Non, ils ont transformé notre terre en Titanic et ils avancent en faisant la fête et en fermant les yeux.
On aura compris que je pense profondément que nous sommes en décadence.
Cela finit mal, une décadence, en général.
Cependant, il reste un espoir.
Cet espoir, c’est nous.
Allons-nous laisser ces vieillards cupides et manipulateurs, et parfois idiots (là, on imagine un chef d’État de grand pays qui se croit très malin alors qu’il est en train d’accélérer le processus que j’ai décrit et ce, d’une façon inimaginable, et profondément débile : je ne désigne personne en particulier, je tiens à ma vie…) ?
Mais il n’est pas le seul. Combien sont-ils ces nouveaux dirigeants élus sous le prétexte d’aider le peuple et d’apporter un « changement » alors qu’ils vont gouverner d’une façon perverse en divisant les citoyens (sus à l’immigré, censé être la cause d’un appauvrissement qu’il vit lui-même encore plus douloureusement) et en mentant en permanence sur le contrôle des populations et une gouvernance profondément réactionnaire et au service de l’oligarchie et de la finance ?
La perspective de l’arrivée en France d’un gouvernement d’extrême-droite n’est plus de la politique-fiction, et la droitisation, ainsi que les dérives anti-démocratiques, de ceux qui sont censés être, sinon de gauche, du moins « en même temps de droite et de gauche », sont à l’image de ce qui se passe dans de nombreux pays, où la défense de la démocratie semble rétrograde et ne recueille plus les suffrages qui seraient nécessaires pour enrayer cette droitisation du monde.
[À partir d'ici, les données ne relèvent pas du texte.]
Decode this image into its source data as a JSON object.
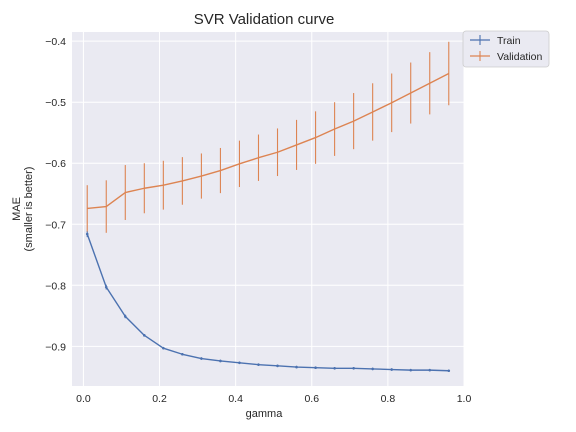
{
  "chart_data": {
    "type": "line",
    "title": "SVR Validation curve",
    "xlabel": "gamma",
    "ylabel_lines": [
      "MAE",
      "(smaller is better)"
    ],
    "xlim": [
      -0.03,
      1.0
    ],
    "ylim": [
      -0.965,
      -0.385
    ],
    "xticks": [
      0.0,
      0.2,
      0.4,
      0.6,
      0.8,
      1.0
    ],
    "xtick_labels": [
      "0.0",
      "0.2",
      "0.4",
      "0.6",
      "0.8",
      "1.0"
    ],
    "yticks": [
      -0.4,
      -0.5,
      -0.6,
      -0.7,
      -0.8,
      -0.9
    ],
    "ytick_labels": [
      "−0.4",
      "−0.5",
      "−0.6",
      "−0.7",
      "−0.8",
      "−0.9"
    ],
    "grid": true,
    "legend_position": "outside-top-right",
    "x": [
      0.01,
      0.06,
      0.11,
      0.16,
      0.21,
      0.26,
      0.31,
      0.36,
      0.41,
      0.46,
      0.51,
      0.56,
      0.61,
      0.66,
      0.71,
      0.76,
      0.81,
      0.86,
      0.91,
      0.96
    ],
    "series": [
      {
        "name": "Train",
        "color": "#4c72b0",
        "values": [
          -0.716,
          -0.803,
          -0.851,
          -0.882,
          -0.903,
          -0.913,
          -0.92,
          -0.924,
          -0.927,
          -0.93,
          -0.932,
          -0.934,
          -0.935,
          -0.936,
          -0.936,
          -0.937,
          -0.938,
          -0.939,
          -0.939,
          -0.94
        ],
        "errors": [
          0.005,
          0.004,
          0.003,
          0.002,
          0.002,
          0.002,
          0.002,
          0.002,
          0.002,
          0.002,
          0.002,
          0.002,
          0.002,
          0.002,
          0.002,
          0.002,
          0.002,
          0.002,
          0.002,
          0.002
        ]
      },
      {
        "name": "Validation",
        "color": "#dd8452",
        "values": [
          -0.674,
          -0.671,
          -0.648,
          -0.641,
          -0.636,
          -0.629,
          -0.621,
          -0.612,
          -0.601,
          -0.591,
          -0.582,
          -0.57,
          -0.558,
          -0.544,
          -0.531,
          -0.516,
          -0.501,
          -0.485,
          -0.469,
          -0.453
        ],
        "errors": [
          0.038,
          0.043,
          0.045,
          0.041,
          0.04,
          0.039,
          0.037,
          0.037,
          0.038,
          0.038,
          0.039,
          0.041,
          0.043,
          0.044,
          0.046,
          0.047,
          0.048,
          0.05,
          0.051,
          0.052
        ]
      }
    ]
  }
}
Pourquoi ça marche ? Pourquoi les démocrates ne se lèvent-ils pas comme un seul homme pour dire « Stop ! ».
Depuis longtemps j’incrimine les médias, récupérés partout par les forces du Capital. C’est vrai.
Mais je pense maintenant que ceux-ci ne sont que l’outil. Les dirigeants politiques aussi qui, finalement, font là où on leur dit de faire.
En fait, la grosse artillerie capitaliste s’est donné les moyens de nuire aux citoyens, et elle les utilise sans vergogne : pouvoir politique, pouvoir économique, pouvoir médiatique. Et jusqu’à la fin.
Dans la dernière chaloupe du Titanic on trouvera un banquier, un cigare à la bouche, tapant sur la tête d’un naufragé avec la dernière rame qui pourrait les sauver tous…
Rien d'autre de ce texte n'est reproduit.